Neurotrophin binding to the Trk receptors transduces positive signals like growth, survival, or differentiation, whereas binding to the p75 NTR/Trk heterodimer can transduce positive or negative signals ( 12– 16). The two receptors, Trk and p75 NTR, are structurally unrelated with neurotrophins interacting primarily with the Ig-like C2 (IgGC2) domain of the Trk receptors but with the cysteine-rich domains of the p75 NTR receptor ( 9– 11). In addition to a selective Trk receptor for each neurotrophin, there is a common neurotrophin receptor (NTR), p75 NTR ( 7, 8). NGF binds to TrkA, BDNF and NT-4/5 selectively bind to TrkB, and NT-3 binds to TrkC ( 1, 6). Each neurotrophin binds to a 140-kDa tyrosine kinase receptor, Trk receptor. Neurotrophins play a crucial role in neuronal survival, differentiation, growth, and apoptosis ( 5). Other members of the family include brain-derived neurotrophic factor (BDNF), neurotrophin-3 (NT-3), NT-4/5, and NT-6 ( 1– 4). Nerve growth factor (NGF), the first member of the family, was discovered by Levi-Montalcini and coworkers ( 2) over 50 years ago. The neurotrophin family includes structurally related proteins that promote the survival, growth, and maintenance of neurons in the central and peripheral nervous systems ( 1). This stable proNGF molecule demonstrated proapoptotic activity on rat pheocytochroma PC12 cells, PC12nnr cells, C6 glioblastoma cells, and RN22 schwannoma cells. The construct with all three sites mutated (termed proNGF123) gave all proNGF with no mature NGF and was not cleaved by three proconvertases (furin, PACE-4, and PC-2) known to proteolyze proneurotrophins in vivo. Purification involved strong cation-exchange chromatography and N60 immunoaffinity column chromatography.

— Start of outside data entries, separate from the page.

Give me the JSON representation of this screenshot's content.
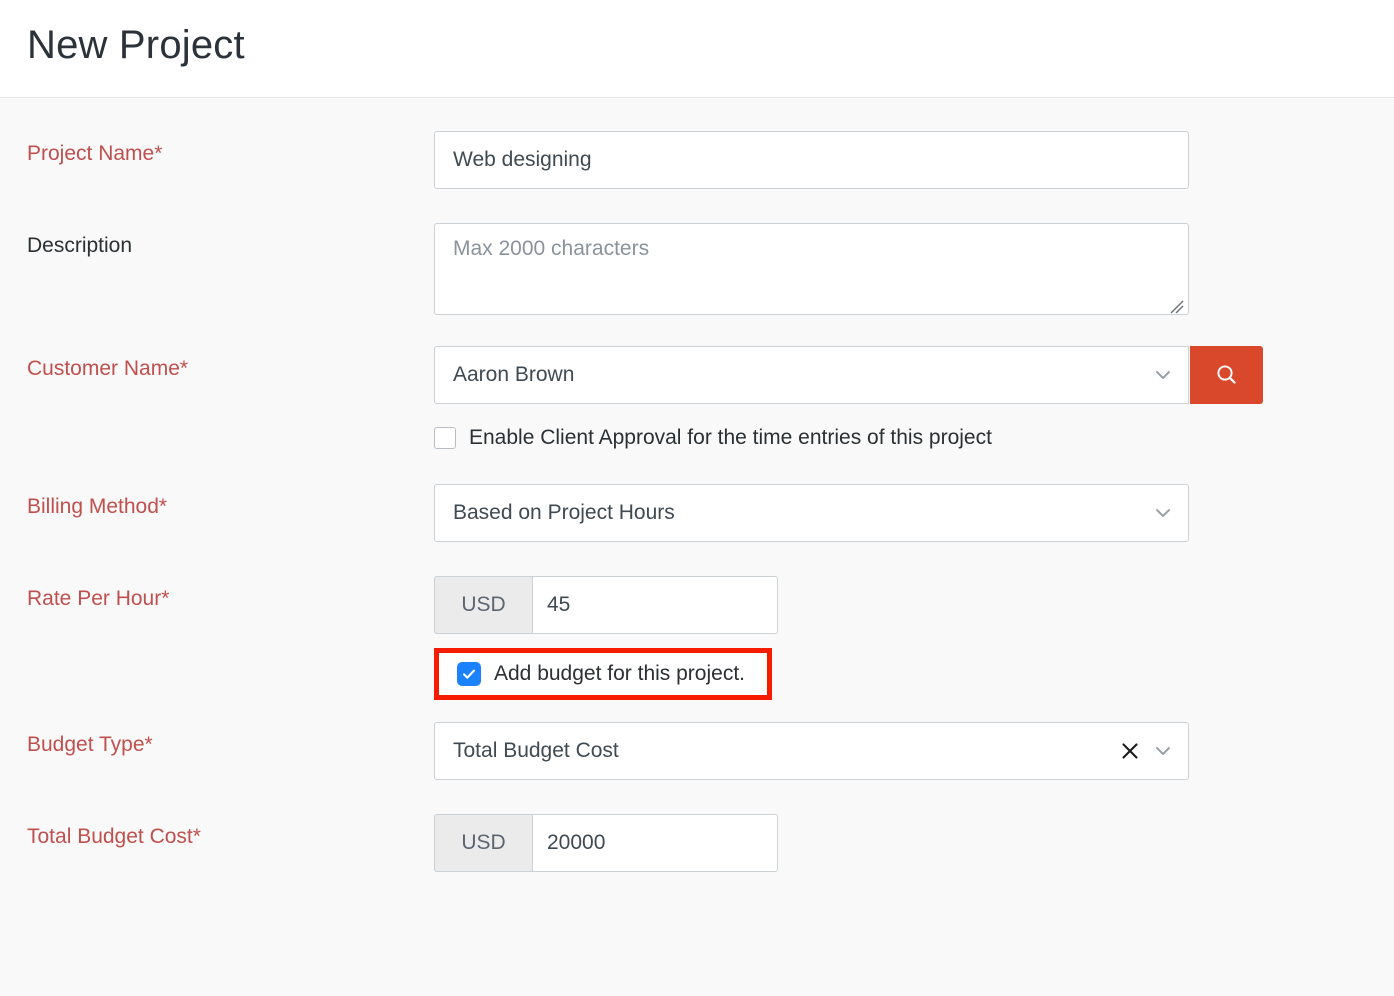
{
  "header": {
    "title": "New Project"
  },
  "form": {
    "project_name": {
      "label": "Project Name*",
      "value": "Web designing",
      "placeholder": ""
    },
    "description": {
      "label": "Description",
      "value": "",
      "placeholder": "Max 2000 characters"
    },
    "customer_name": {
      "label": "Customer Name*",
      "value": "Aaron Brown",
      "search_icon": "search-icon",
      "chevron_icon": "chevron-down-icon"
    },
    "client_approval": {
      "label": "Enable Client Approval for the time entries of this project",
      "checked": false
    },
    "billing_method": {
      "label": "Billing Method*",
      "value": "Based on Project Hours",
      "chevron_icon": "chevron-down-icon"
    },
    "rate_per_hour": {
      "label": "Rate Per Hour*",
      "currency": "USD",
      "value": "45"
    },
    "add_budget": {
      "label": "Add budget for this project.",
      "checked": true,
      "highlight_color": "#f61c00"
    },
    "budget_type": {
      "label": "Budget Type*",
      "value": "Total Budget Cost",
      "clear_icon": "close-icon",
      "chevron_icon": "chevron-down-icon"
    },
    "total_budget_cost": {
      "label": "Total Budget Cost*",
      "currency": "USD",
      "value": "20000"
    }
  },
  "colors": {
    "required_label": "#c0504d",
    "accent_button": "#d9482b",
    "checkbox_checked": "#1a82ff",
    "annotation": "#f61c00"
  }
}
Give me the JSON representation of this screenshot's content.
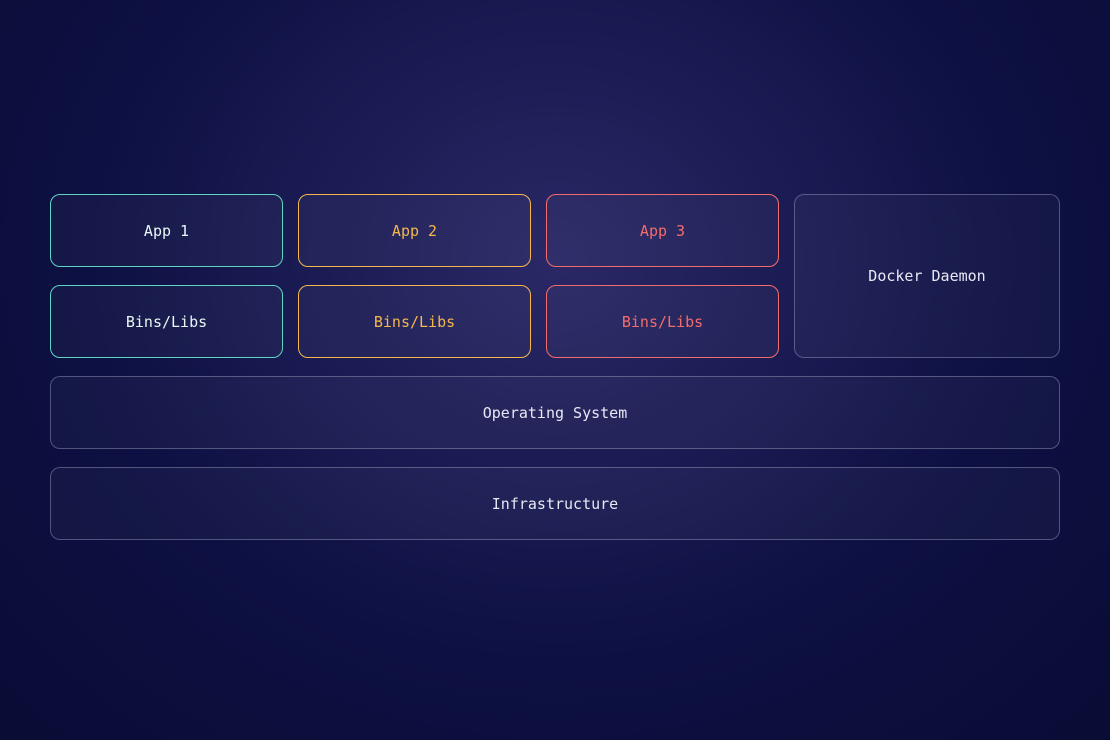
{
  "diagram": {
    "containers": [
      {
        "app": "App 1",
        "libs": "Bins/Libs",
        "color": "teal"
      },
      {
        "app": "App 2",
        "libs": "Bins/Libs",
        "color": "amber"
      },
      {
        "app": "App 3",
        "libs": "Bins/Libs",
        "color": "coral"
      }
    ],
    "daemon": "Docker Daemon",
    "os_layer": "Operating System",
    "infra_layer": "Infrastructure",
    "colors": {
      "teal": "#5ed4c4",
      "amber": "#f5b74a",
      "coral": "#f56b6b",
      "neutral": "rgba(200,200,230,0.35)",
      "background_center": "#2a2866",
      "background_outer": "#0a0c35"
    }
  }
}
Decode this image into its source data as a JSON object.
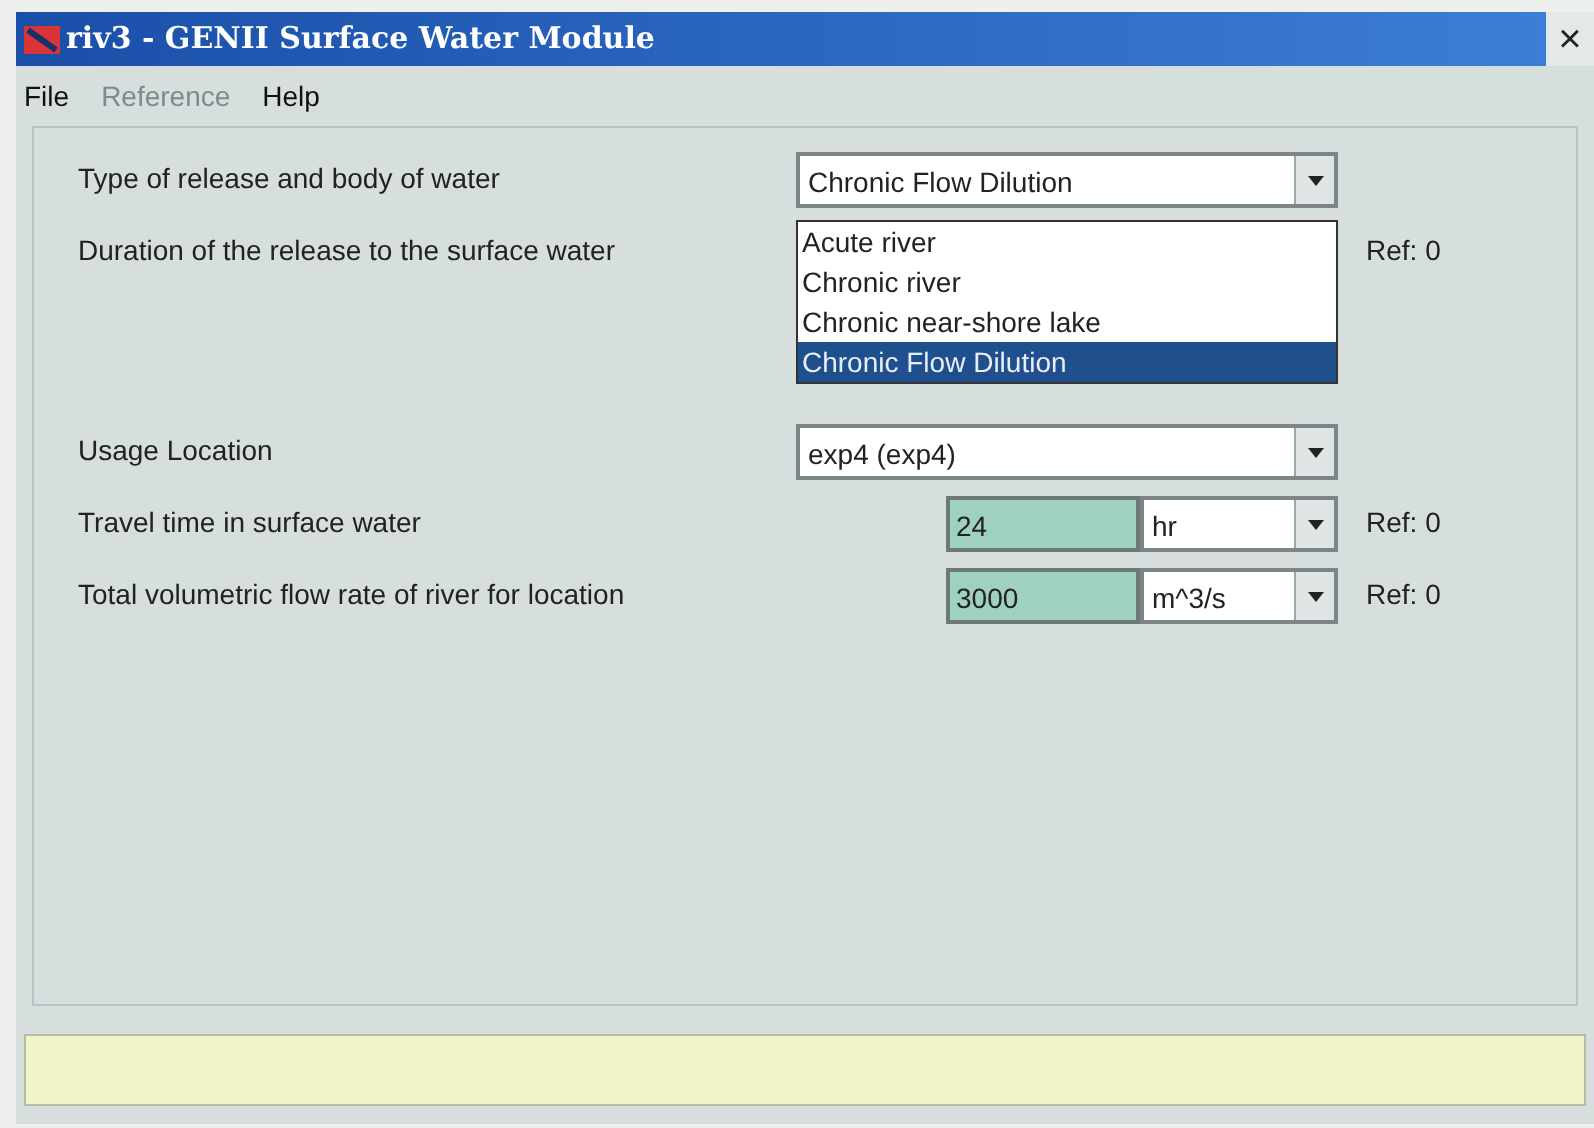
{
  "window": {
    "title": "riv3 - GENII Surface Water Module",
    "close": "×"
  },
  "menu": [
    {
      "label": "File",
      "disabled": false
    },
    {
      "label": "Reference",
      "disabled": true
    },
    {
      "label": "Help",
      "disabled": false
    }
  ],
  "rows": [
    {
      "kind": "combo",
      "label": "Type of release and body of water",
      "value": "Chronic Flow Dilution",
      "open_list": [
        {
          "label": "Acute river",
          "selected": false
        },
        {
          "label": "Chronic river",
          "selected": false
        },
        {
          "label": "Chronic near-shore lake",
          "selected": false
        },
        {
          "label": "Chronic Flow Dilution",
          "selected": true
        }
      ]
    },
    {
      "kind": "covered",
      "label": "Duration of the release to the surface water",
      "ref": "Ref: 0"
    },
    {
      "kind": "combo",
      "label": "Usage Location",
      "value": "exp4 (exp4)"
    },
    {
      "kind": "measure",
      "label": "Travel time in surface water",
      "value": "24",
      "unit": "hr",
      "ref": "Ref: 0"
    },
    {
      "kind": "measure",
      "label": "Total volumetric flow rate of river for location",
      "value": "3000",
      "unit": "m^3/s",
      "ref": "Ref: 0"
    }
  ]
}
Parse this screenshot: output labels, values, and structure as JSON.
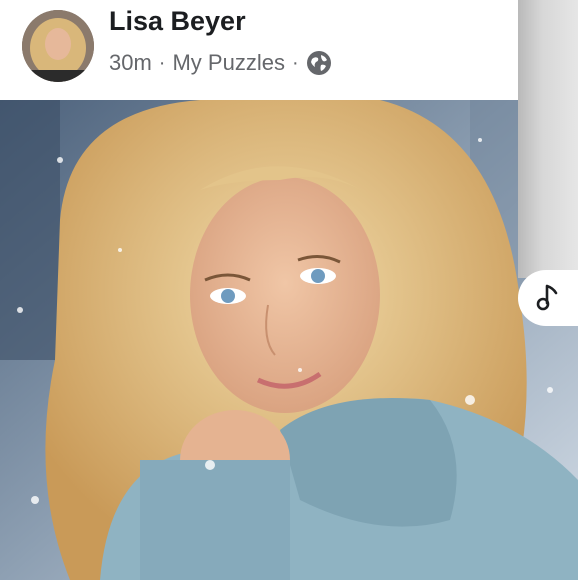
{
  "post": {
    "author_name": "Lisa Beyer",
    "time_ago": "30m",
    "separator": "·",
    "group_name": "My Puzzles",
    "audience_icon": "globe-icon"
  },
  "side_panel": {
    "music_icon": "music-note-icon"
  },
  "colors": {
    "name_text": "#1c1e21",
    "meta_text": "#65676b",
    "header_bg": "#ffffff"
  }
}
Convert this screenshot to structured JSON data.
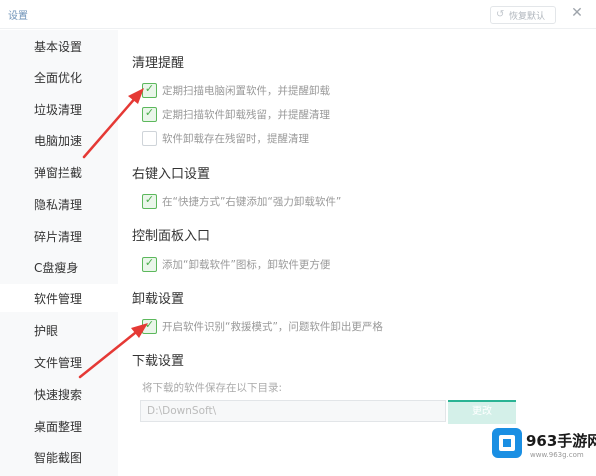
{
  "window": {
    "title": "设置",
    "reset_label": "恢复默认",
    "reset_icon": "undo-icon",
    "close_glyph": "✕"
  },
  "sidebar": {
    "items": [
      {
        "label": "基本设置"
      },
      {
        "label": "全面优化"
      },
      {
        "label": "垃圾清理"
      },
      {
        "label": "电脑加速"
      },
      {
        "label": "弹窗拦截"
      },
      {
        "label": "隐私清理"
      },
      {
        "label": "碎片清理"
      },
      {
        "label": "C盘瘦身"
      },
      {
        "label": "软件管理",
        "active": true
      },
      {
        "label": "护眼"
      },
      {
        "label": "文件管理"
      },
      {
        "label": "快速搜索"
      },
      {
        "label": "桌面整理"
      },
      {
        "label": "智能截图"
      }
    ]
  },
  "sections": {
    "cleanup": {
      "title": "清理提醒",
      "options": [
        {
          "label": "定期扫描电脑闲置软件，并提醒卸载",
          "checked": true
        },
        {
          "label": "定期扫描软件卸载残留，并提醒清理",
          "checked": true
        },
        {
          "label": "软件卸载存在残留时，提醒清理",
          "checked": false
        }
      ]
    },
    "context_menu": {
      "title": "右键入口设置",
      "option": {
        "label": "在“快捷方式”右键添加“强力卸载软件”",
        "checked": true
      }
    },
    "control_panel": {
      "title": "控制面板入口",
      "option": {
        "label": "添加“卸载软件”图标，卸软件更方便",
        "checked": true
      }
    },
    "uninstall": {
      "title": "卸载设置",
      "option": {
        "label": "开启软件识别“救援模式”，问题软件卸出更严格",
        "checked": true
      }
    },
    "download": {
      "title": "下载设置",
      "path_label": "将下载的软件保存在以下目录:",
      "path_value": "D:\\DownSoft\\",
      "browse_label": "更改"
    }
  },
  "watermark": {
    "text": "963手游网",
    "url": "www.963g.com"
  },
  "colors": {
    "accent_green": "#2ab394",
    "check_green": "#4cae4c",
    "arrow_red": "#e53935",
    "title_blue": "#6f93b8"
  }
}
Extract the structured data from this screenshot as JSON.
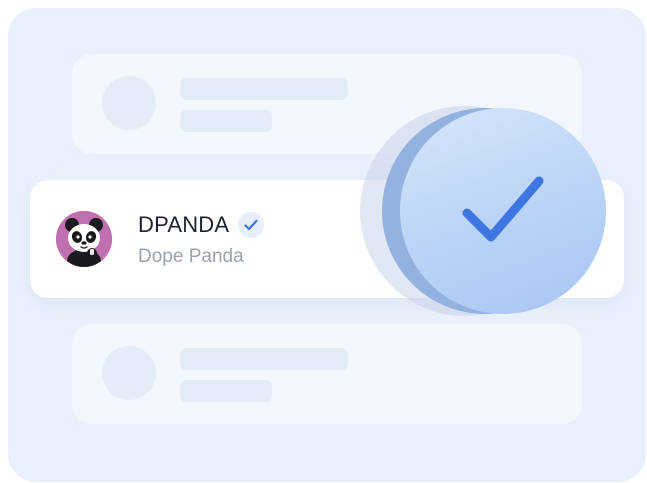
{
  "profile": {
    "username": "DPANDA",
    "display_name": "Dope Panda",
    "verified": true,
    "avatar_icon": "panda-avatar"
  },
  "placeholders": {
    "card_count": 2
  },
  "icons": {
    "verified": "check-icon",
    "confirmation": "big-check-icon"
  },
  "colors": {
    "background": "#eaf0fb",
    "card": "#ffffff",
    "ghost_card": "#f2f6fd",
    "accent_blue": "#3d76e0",
    "avatar_bg": "#c06fb0",
    "text_primary": "#1d2230",
    "text_secondary": "#9aa1ae"
  }
}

Expression was performed in stably transfected Sf21 insect cells. The two consecutive basic residues at each of the three sites were mutated to neutral alanine residues. Here we describe the construction, expression, and purification of this more stable proNGF molecule.
Prepros no me funciona pro#
On introducing additional mutations in the pro domain at the other two dibasic sites, we found the stability of proNGF to increase significantly. We found that mutating this major processing site (site 3) resulted in a form of proNGF that was only partially stable. Of these processing sites, site 3, adjacent to the N terminus of mature NGF, was thought to be the major site responsible for processing of proNGF to mature NGF. The proNGF molecule is processed by proteases at three dibasic sites found in the pro domain to form mature NGF (termed herein as sites 1, 2, and 3 from the proNGF N terminus).
Precursor of nerve growth factor (proNGF) has been found to be proapoptotic in several cell types and mediates its effects by binding to p75 neurotrophin receptor (p75 NTR) and sortilin.